New Jersey’s state loan program currently totals at $1.9 billion. The borrowing conditions for these loans are some of the strictest in the country. Repayment of these loans cannot be adjusted based on income and borrowers who are unemployed or facing other financial hardships are given few breaks. Interest rates for these loans are also higher than those offered by similar federal programs. Upon failure to repay the state issued loans, New Jersey can garnish wages, rescind state income tax refunds, and revoke professional licenses without needing court approval. The Authority’s tendency to sue borrowers and their families has increased by approximately 16% since 2010, with 1,600 suits filed in 2015.
The state run loan program has extraordinarily stringent repayment rules and few reprieves, even for when the borrowers have died. For example, after her sons murder in 2015, New Jersey resident Marcia DeOliveria-Longinetti was contacted regarding his student loans. His federal loans were written off after an administrator was informed about her son’s unfortunate demise. However, the New Jersey state lending agency, Higher Education Student Assistance Authority, refused to follow in the federal lender’s footsteps. In a letter sent to Mrs. DeOliveria-Longinetti the agency offered its condolences but demanded that monthly payments still be made because she had co-signed her son’s loans.
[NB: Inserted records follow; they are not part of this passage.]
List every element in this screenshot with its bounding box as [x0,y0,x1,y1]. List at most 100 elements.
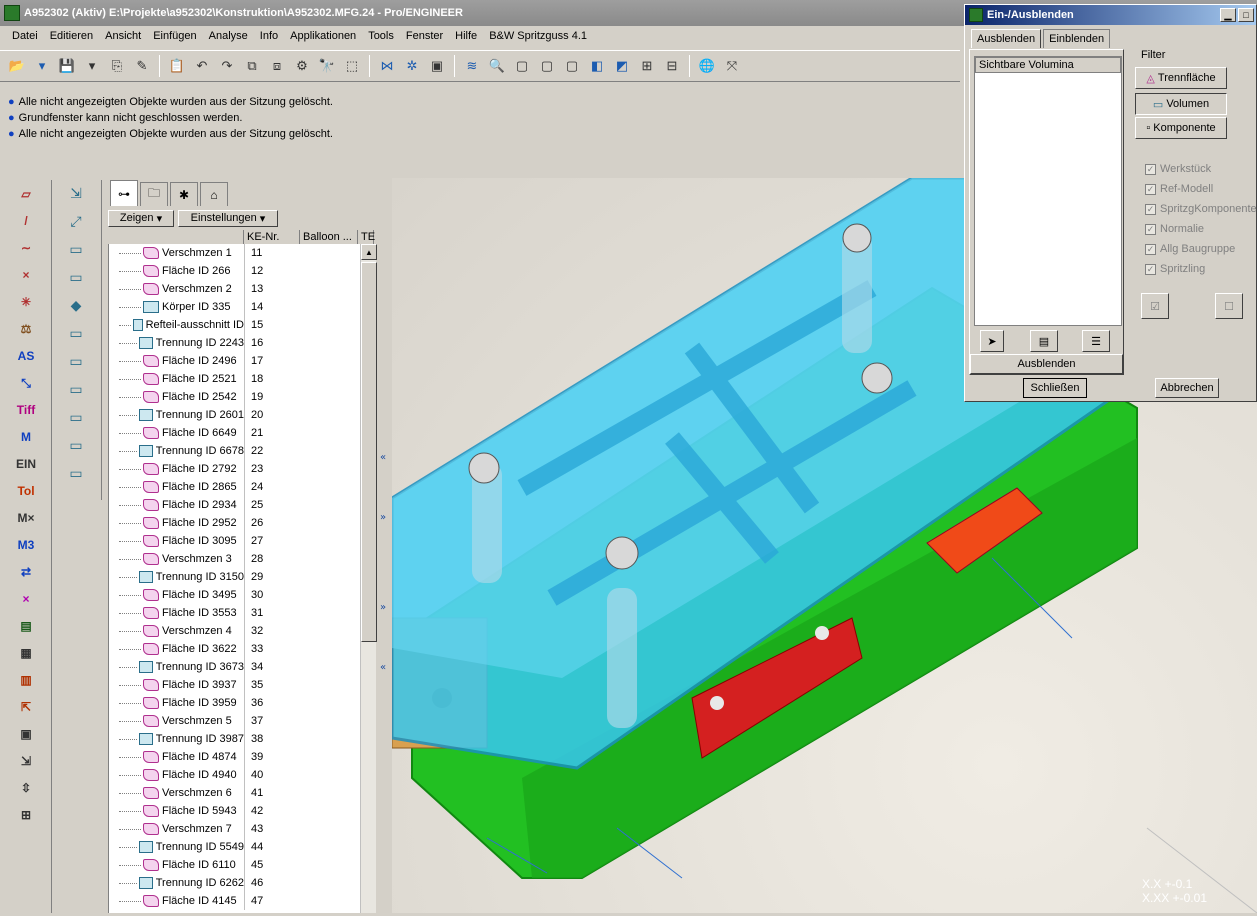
tree-row[interactable]: Verschmzen 7 43 [109,820,360,838]
tool-icon[interactable]: M3 [8,532,44,558]
tree-row[interactable]: Trennung ID 2243 16 [109,334,360,352]
tree-row[interactable]: Trennung ID 6262 46 [109,874,360,892]
tree-row[interactable]: Fläche ID 3937 35 [109,676,360,694]
tool-icon[interactable]: / [8,208,44,234]
menu-item[interactable]: Analyse [203,28,254,46]
undo-icon[interactable]: ↶ [191,55,213,77]
tree-row[interactable]: Fläche ID 3095 27 [109,532,360,550]
feature-tool-icon[interactable]: ▭ [58,376,94,403]
show-menu-button[interactable]: Zeigen ▾ [108,209,174,227]
tree-row[interactable]: Fläche ID 2934 25 [109,496,360,514]
paste-icon[interactable]: 📋 [166,55,188,77]
tree-row[interactable]: Verschmzen 3 28 [109,550,360,568]
filter-parting-surface-button[interactable]: ◬ Trennfläche [1135,67,1227,89]
minimize-icon[interactable]: ▁ [1220,8,1236,22]
name-column-header[interactable] [108,230,244,245]
feature-tool-icon[interactable]: ◆ [58,292,94,319]
datum-display-icon[interactable]: ⋈ [376,55,398,77]
menu-item[interactable]: Applikationen [284,28,362,46]
tool-icon[interactable]: M [8,424,44,450]
te-column-header[interactable]: TE [358,230,375,245]
checkbox-molding[interactable]: ✓ Spritzling [1145,263,1205,275]
tree-row[interactable]: Fläche ID 4940 40 [109,766,360,784]
tree-row[interactable]: Trennung ID 2601 20 [109,406,360,424]
select-box-icon[interactable]: ⬚ [341,55,363,77]
edit-icon[interactable]: ✎ [131,55,153,77]
menu-item[interactable]: Tools [362,28,400,46]
menu-item[interactable]: Einfügen [147,28,202,46]
tool-icon[interactable]: Tol [8,478,44,504]
connections-tab-icon[interactable]: ⌂ [200,182,228,206]
copy-model-icon[interactable]: ⎘ [106,55,128,77]
checkbox-ref-model[interactable]: ✓ Ref-Modell [1145,183,1213,195]
filter-component-button[interactable]: ▫ Komponente [1135,117,1227,139]
cancel-button[interactable]: Abbrechen [1155,378,1219,398]
tree-row[interactable]: Verschmzen 1 11 [109,244,360,262]
redo-icon[interactable]: ↷ [216,55,238,77]
panel-splitter[interactable]: « » » « [378,180,390,913]
feature-tool-icon[interactable]: ⇲ [58,180,94,207]
tab-unhide[interactable]: Einblenden [1043,29,1111,48]
menu-item[interactable]: Editieren [44,28,99,46]
checkbox-standard-part[interactable]: ✓ Normalie [1145,223,1204,235]
tree-row[interactable]: Trennung ID 6678 22 [109,442,360,460]
zoom-icon[interactable]: 🔍 [486,55,508,77]
tree-row[interactable]: Fläche ID 4145 47 [109,892,360,910]
hide-button[interactable]: Ausblenden [970,354,1123,374]
save-icon[interactable]: ▾ [31,55,53,77]
deselect-all-icon[interactable]: ☰ [1082,330,1110,352]
tree-row[interactable]: Fläche ID 2952 26 [109,514,360,532]
tool-icon[interactable]: EIN [8,451,44,477]
copy-icon[interactable]: ⧉ [241,55,263,77]
wireframe-icon[interactable]: ▢ [511,55,533,77]
tool-icon[interactable]: ⤡ [8,370,44,396]
feature-tool-icon[interactable]: ▭ [58,348,94,375]
tool-icon[interactable]: × [8,262,44,288]
tree-row[interactable]: Trennung ID 3150 29 [109,568,360,586]
tool-icon[interactable]: × [8,586,44,612]
tree-row[interactable]: Trennung ID 5549 44 [109,838,360,856]
tree-row[interactable]: Trennung ID 3673 34 [109,658,360,676]
tree-row[interactable]: Fläche ID 3553 31 [109,604,360,622]
tree-row[interactable]: Fläche ID 6649 21 [109,424,360,442]
scroll-up-icon[interactable]: ▲ [361,244,377,260]
checkbox-workpiece[interactable]: ✓ Werkstück [1145,163,1211,175]
paste-special-icon[interactable]: ⧈ [266,55,288,77]
tree-row[interactable]: Verschmzen 2 13 [109,280,360,298]
tool-icon[interactable]: ▦ [8,640,44,666]
feature-tool-icon[interactable]: ▭ [58,264,94,291]
model-tree-tab-icon[interactable]: ⊶ [110,180,138,206]
menu-item[interactable]: Ansicht [99,28,147,46]
tree-row[interactable]: Verschmzen 6 41 [109,784,360,802]
tool-icon[interactable]: AS [8,343,44,369]
tree-row[interactable]: Fläche ID 2521 18 [109,370,360,388]
feature-nr-column-header[interactable]: KE-Nr. [244,230,300,245]
feature-tool-icon[interactable]: ▭ [58,432,94,459]
tree-row[interactable]: Fläche ID 4874 39 [109,748,360,766]
tool-icon[interactable]: ∼ [8,235,44,261]
hidden-line-icon[interactable]: ▢ [536,55,558,77]
layers-icon[interactable]: ≋ [461,55,483,77]
tree-row[interactable]: Refteil-ausschnitt ID 15 [109,316,360,334]
tool-icon[interactable]: ✳ [8,289,44,315]
tool-icon[interactable]: ▣ [8,721,44,747]
tool-icon[interactable]: ⇳ [8,775,44,801]
find-icon[interactable]: 🔭 [316,55,338,77]
tool-icon[interactable]: ⚖ [8,316,44,342]
tree-row[interactable]: Fläche ID 3622 33 [109,640,360,658]
checkbox-general-assembly[interactable]: ✓ Allg Baugruppe [1145,243,1235,255]
tree-row[interactable]: Fläche ID 266 12 [109,262,360,280]
tool-icon[interactable]: Tiff [8,397,44,423]
tree-row[interactable]: Körper ID 335 14 [109,298,360,316]
settings-menu-button[interactable]: Einstellungen ▾ [178,209,278,227]
shading-icon[interactable]: ◧ [586,55,608,77]
menu-item[interactable]: Datei [6,28,44,46]
print-icon[interactable]: ▾ [81,55,103,77]
tree-row[interactable]: Trennung ID 3987 38 [109,730,360,748]
open-icon[interactable]: 📂 [6,55,28,77]
feature-tool-icon[interactable]: ▭ [58,236,94,263]
model-tree-icon[interactable]: ⊟ [661,55,683,77]
menu-item[interactable]: Hilfe [449,28,483,46]
axis-display-icon[interactable]: ⤧ [721,55,743,77]
maximize-icon[interactable]: □ [1238,8,1254,22]
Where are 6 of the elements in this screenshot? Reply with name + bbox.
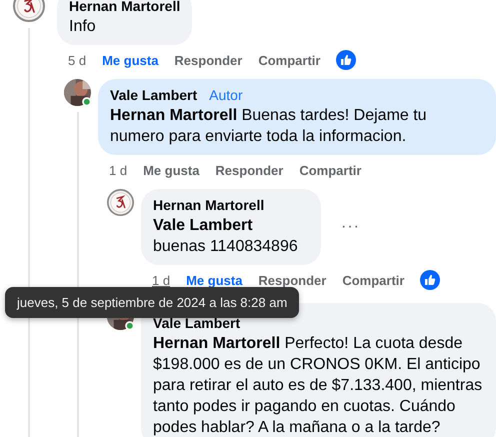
date-tooltip: jueves, 5 de septiembre de 2024 a las 8:28 am	[5, 287, 300, 318]
comment-text: Hernan Martorell Buenas tardes! Dejame tu numero para enviarte toda la informacion.	[110, 106, 428, 147]
comment-text: Info	[69, 17, 97, 37]
author-label: Autor	[209, 87, 243, 103]
comment-text: Vale Lambert buenas 1140834896	[153, 216, 299, 257]
comment-text: Hernan Martorell Perfecto! La cuota desde $198.000 es de un CRONOS 0KM. El anticipo para retirar el auto es de $7.133.400, mientras tanto podes ir pagando en cuotas. Cuándo podes hablar? A la mañana o a la tarde?	[153, 334, 484, 437]
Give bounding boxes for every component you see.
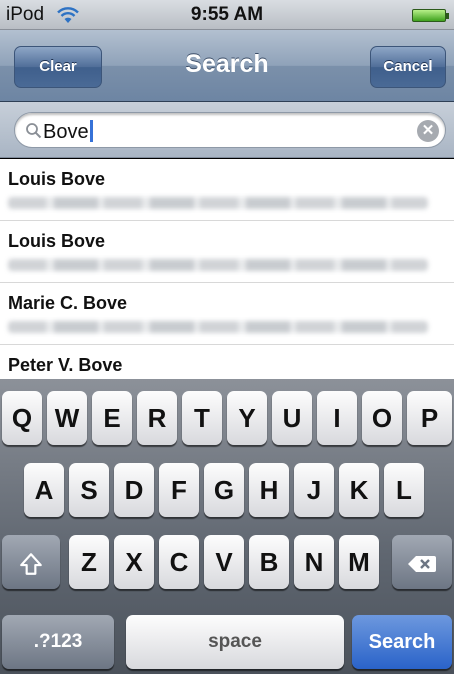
backspace-icon: [408, 556, 436, 572]
result-address-blurred: [8, 321, 428, 333]
search-input[interactable]: Bove ✕: [14, 112, 446, 148]
key-p[interactable]: P: [407, 391, 452, 445]
list-item[interactable]: Louis Bove: [0, 159, 454, 221]
key-b[interactable]: B: [249, 535, 289, 589]
shift-key[interactable]: [2, 535, 60, 589]
backspace-key[interactable]: [392, 535, 452, 589]
key-c[interactable]: C: [159, 535, 199, 589]
key-k[interactable]: K: [339, 463, 379, 517]
key-o[interactable]: O: [362, 391, 402, 445]
key-e[interactable]: E: [92, 391, 132, 445]
key-s[interactable]: S: [69, 463, 109, 517]
navigation-bar: Clear Search Cancel: [0, 30, 454, 102]
result-address-blurred: [8, 197, 428, 209]
key-i[interactable]: I: [317, 391, 357, 445]
key-x[interactable]: X: [114, 535, 154, 589]
key-d[interactable]: D: [114, 463, 154, 517]
key-y[interactable]: Y: [227, 391, 267, 445]
search-input-value: Bove: [43, 120, 93, 144]
key-g[interactable]: G: [204, 463, 244, 517]
key-t[interactable]: T: [182, 391, 222, 445]
cancel-button[interactable]: Cancel: [370, 46, 446, 88]
key-n[interactable]: N: [294, 535, 334, 589]
status-time: 9:55 AM: [190, 4, 264, 25]
search-bar: Bove ✕: [0, 102, 454, 158]
key-m[interactable]: M: [339, 535, 379, 589]
result-name: Louis Bove: [8, 169, 106, 189]
on-screen-keyboard: Q W E R T Y U I O P A S D F G H J K L Z …: [0, 379, 454, 674]
key-l[interactable]: L: [384, 463, 424, 517]
search-icon: [26, 123, 42, 139]
shift-icon: [20, 553, 42, 575]
result-name: Peter V. Bove: [8, 355, 123, 375]
key-j[interactable]: J: [294, 463, 334, 517]
key-q[interactable]: Q: [2, 391, 42, 445]
text-caret: [89, 120, 93, 142]
list-item[interactable]: Peter V. Bove: [0, 345, 454, 379]
result-name: Louis Bove: [8, 231, 106, 251]
key-w[interactable]: W: [47, 391, 87, 445]
space-key[interactable]: space: [126, 615, 344, 669]
key-z[interactable]: Z: [69, 535, 109, 589]
status-bar: iPod 9:55 AM: [0, 0, 454, 30]
key-u[interactable]: U: [272, 391, 312, 445]
result-name: Marie C. Bove: [8, 293, 128, 313]
numbers-key[interactable]: .?123: [2, 615, 114, 669]
result-address-blurred: [8, 259, 428, 271]
list-item[interactable]: Louis Bove: [0, 221, 454, 283]
key-a[interactable]: A: [24, 463, 64, 517]
battery-icon: [412, 9, 449, 22]
key-h[interactable]: H: [249, 463, 289, 517]
results-list: Louis Bove Louis Bove Marie C. Bove Pete…: [0, 159, 454, 379]
list-item[interactable]: Marie C. Bove: [0, 283, 454, 345]
key-r[interactable]: R: [137, 391, 177, 445]
clear-text-icon[interactable]: ✕: [417, 120, 439, 142]
search-key[interactable]: Search: [352, 615, 452, 669]
key-f[interactable]: F: [159, 463, 199, 517]
key-v[interactable]: V: [204, 535, 244, 589]
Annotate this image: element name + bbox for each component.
In recent years, the Authority has intensified its collection efforts and has become increasingly aggressive. In one case, a 26 year old college graduate was forced to declare bankruptcy after his student loan payments crippled his financial well-being. In a separate case, the Authority filed four simultaneous lawsuits against a 31 year old paralegal after she fell behind on her payments. The Authority also refuses to forgive or suspend payments even when the federal government has chosen to do so. One consumer was sued by New Jersey for his inability to pay his student loans after being diagnosed with Hodgkin’s lymphoma and being laid off by Goldman Sachs. While the federal government allowed him to suspend his payments, New Jersey sought nearly $266,000 in payments and seized his state tax refund.
Following decades of using the states as middlemen for federal student loans, Congress and the Obama administration decided to eliminate the state’s role in federal lending in 2010. This decision followed several scandals including New Jersey where an agency was found to have engaged in a $2.2 million kickback scheme. The federal government now lends directly to students. However, in the years leading up to the end of the federal program, New Jersey greatly expanded its state loan program. From 2005 to 2010, loans from the agency tripled to nearly $343 million per year even though college enrollment and tuition did not reflect the same growth. In the years that followed, New Jersey reduced its loans by half. The state still maintains an outstanding portfolio valued at approximately $2 billion.
In response to New Jersey’s controversial student loan program, the New Jersey State Senate is set to hold a hearing on August 8 to discuss the state’s student loan agency and its collection practices The hearing will be led by State Senator Robert Gordon and State Senator Sandra Cunningham. Additionally, the Senate Higher Education is expected to consider a bill that would direct the state loan agency to forgive student loans in the event of a borrower’s death.